Les avocats de la défense ont affirmé qu’en Belgique, où M. Bemba possède des actifs et où ses enfants vivent et vont à l’école, le ministère fédéral de la Justice utilise généralement la méthode du marquage électronique pour s’assurer que les accusés comparaissent devant la Cour et le seul motif pour placer un accusé en détention est le risque de fuite. Ils ont estimé que ce système pouvait être utilisé dans le cadre d’une coopération que la Belgique est tenu statutairement de fournir à la CPI.

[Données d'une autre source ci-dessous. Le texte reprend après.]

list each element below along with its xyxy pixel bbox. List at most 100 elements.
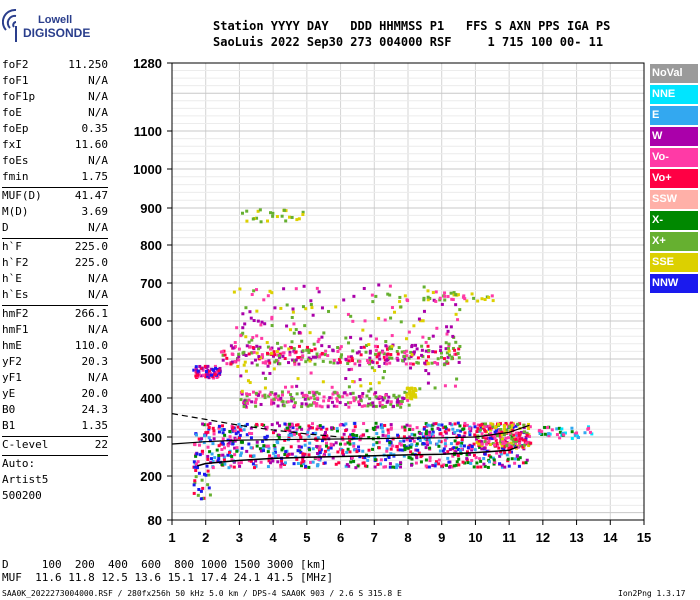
echo-point (322, 331, 326, 335)
echo-point (334, 462, 338, 466)
echo-point (266, 345, 270, 349)
legend-x-8: X+ (650, 232, 698, 251)
echo-point (289, 393, 293, 397)
echo-point (266, 450, 270, 454)
echo-point (317, 457, 321, 461)
param-row: foF2 11.250 (2, 57, 108, 73)
echo-point (354, 466, 358, 470)
echo-point (320, 405, 324, 409)
echo-point (488, 426, 492, 430)
echo-point (476, 435, 480, 439)
echo-point (299, 435, 303, 439)
param-value: 3.69 (81, 205, 109, 218)
echo-point (205, 464, 209, 468)
echo-point (502, 433, 506, 437)
echo-point (382, 465, 386, 469)
ionogram-chart: 1 2 3 4 5 6 7 8 9 10 11 12 13 14 151280110010009008007… (133, 56, 651, 545)
y-tick-label: 800 (140, 238, 162, 253)
echo-point (320, 306, 324, 310)
echo-point (217, 453, 221, 457)
echo-point (407, 403, 411, 407)
echo-point (194, 365, 198, 369)
echo-point (449, 442, 453, 446)
echo-point (206, 454, 210, 458)
echo-point (402, 439, 406, 443)
echo-point (310, 422, 314, 426)
echo-point (231, 442, 235, 446)
echo-point (295, 457, 299, 461)
echo-point (426, 344, 430, 348)
echo-point (436, 357, 440, 361)
echo-point (380, 426, 384, 430)
echo-point (384, 340, 388, 344)
echo-point (229, 362, 233, 366)
param-value: 225.0 (74, 240, 108, 253)
echo-point (225, 356, 229, 360)
echo-point (285, 426, 289, 430)
echo-point (328, 396, 332, 400)
param-value: N/A (88, 106, 108, 119)
echo-point (301, 305, 305, 309)
echo-point (311, 447, 315, 451)
echo-point (234, 438, 238, 442)
echo-point (237, 358, 241, 362)
echo-point (350, 456, 354, 460)
echo-point (223, 462, 227, 466)
echo-point (414, 343, 418, 347)
echo-point (397, 402, 401, 406)
echo-point (561, 431, 565, 435)
echo-point (255, 216, 259, 220)
echo-point (270, 423, 274, 427)
echo-point (244, 335, 248, 339)
echo-point (331, 392, 335, 396)
param-row: foE N/A (2, 105, 108, 121)
echo-point (258, 356, 262, 360)
echo-point (196, 460, 200, 464)
echo-point (349, 392, 353, 396)
x-tick-label: 11 (502, 530, 516, 545)
echo-point (411, 389, 415, 393)
echo-point (479, 465, 483, 469)
param-value: 11.60 (74, 138, 108, 151)
echo-point (480, 297, 484, 301)
echo-point (297, 362, 301, 366)
echo-point (287, 347, 291, 351)
echo-point (292, 432, 296, 436)
echo-point (543, 425, 547, 429)
echo-point (362, 422, 366, 426)
echo-point (230, 458, 234, 462)
echo-point (417, 317, 421, 321)
echo-point (428, 456, 432, 460)
echo-point (366, 404, 370, 408)
param-row: foF1p N/A (2, 89, 108, 105)
echo-point (560, 427, 564, 431)
echo-point (398, 448, 402, 452)
echo-point (376, 425, 380, 429)
echo-point (213, 456, 217, 460)
param-value: 1.35 (81, 419, 109, 432)
echo-point (583, 431, 587, 435)
echo-point (460, 439, 464, 443)
echo-point (349, 460, 353, 464)
echo-point (502, 424, 506, 428)
echo-point (263, 386, 267, 390)
echo-point (298, 449, 302, 453)
param-row: h`E N/A (2, 271, 108, 287)
echo-point (547, 432, 551, 436)
echo-point (401, 396, 405, 400)
echo-point (412, 324, 416, 328)
echo-point (364, 350, 368, 354)
echo-point (237, 352, 241, 356)
echo-point (344, 336, 348, 340)
echo-point (402, 354, 406, 358)
echo-point (426, 361, 430, 365)
echo-point (325, 441, 329, 445)
echo-point (252, 289, 256, 293)
echo-point (395, 400, 399, 404)
echo-point (397, 394, 401, 398)
echo-point (261, 439, 265, 443)
echo-point (448, 447, 452, 451)
echo-point (570, 426, 574, 430)
echo-point (358, 438, 362, 442)
echo-point (503, 429, 507, 433)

La défense a également fait remarquer qu’avant l’arrestation de M. Bemba par la CPI, il bénéficiait, jour et nuit, de la protection et de la surveillance de la police pendant la période pendant laquelle il est demeuré au Portugal, de 2007 à 2008. Ils ont suggéré que cette surveillance, qui avait été mise en place avec la pleine coopération des forces de police portugaises, puisse servir de modèle si M. Bemba était libéré.